【栃木強盗殺人事件】従来のトクリュウとは違う「幼稚で粗雑」な犯行?16歳少年ら『白い外車で無免許移動』なぜ 指示役夫婦とも顔合わせ…増加するトクリュウ犯罪、裏社会で何が【解説】

■これまでの「トクリュウ」とは異なる特徴 栃木県上三川町で家族3人が死傷した強盗殺人事件は、社会に大きな衝撃を与えました。この事件で逮捕されたのは、16歳の少年たちと、乳児を抱える20代の夫婦……匿名・流動型犯罪グループ、いわゆる「トクリュウ」による犯行とみられていますが、これまでのトクリュウが関与した強盗事件とは異なる特徴が浮かび上がっています。 いま、裏社会で何が起こっているのか。摘発件数の増加も見られるトクリュウによる犯行について、その手口や暴力団の関与、警察による対策の現状を、2人の専門家への取材に基づき解説します。 ≪話を聞いた有識者≫ ◎犯罪ジャーナリスト:石原行雄氏 ◎元兵庫県警刑事部長:棚瀬誠氏 ■“実行役”は全員16歳…少年たちがなぜ 今回の事件では、富山英子さん(69)が20か所以上もの刺し傷や切り傷を負わされ、出血性ショックで死亡するという凄惨な結末を迎えました。 逮捕された実行役の4人は、全員が16歳。高校に通う歳の少年たちがなぜ、このような凶行に至ったのでしょうか。 ■従来の「トクリュウ」を覆す“横のつながり” 驚くべきは、彼らが全くの初対面ではなく、一部に「横のつながり」を持っていた点です。 これまでのトクリュウによる強盗事件では、SNSの「闇バイト」などを通じて集まった「お互いの素性も知らない者同士」が指示役の道具として使われるケースが主流と言われていました。 しかし、今回の事件では、以前同じ高校だった少年や知人関係の少年たちが誘い合わせる形で4人のグループを形成していました。 現代の子どもたちは、スマートフォンの世界を通じて親の知らない交友関係やネットワークを構築してしまうこともあります。

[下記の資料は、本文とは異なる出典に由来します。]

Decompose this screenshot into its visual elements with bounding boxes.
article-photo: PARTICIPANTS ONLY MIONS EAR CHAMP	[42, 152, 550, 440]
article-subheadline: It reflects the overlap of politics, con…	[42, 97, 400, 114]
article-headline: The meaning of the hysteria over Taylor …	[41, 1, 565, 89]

親の目が届かないところで、こうした犯罪への入り口が口を開けているおそれがあるということです。「我が子は大丈夫」という過信は、今の時代、決して通用しないという危機感を抱かざるを得ません。 ■専門家が指摘する「幼稚で粗雑な犯行計画」 事件の構図としては、逮捕された横浜市に住む竹前海斗容疑者(28)と妻の美結容疑者(25)の夫婦が指示役とみられ、実行役の少年がSNSで闇バイトに応募してこの夫婦と知り合ったとされています。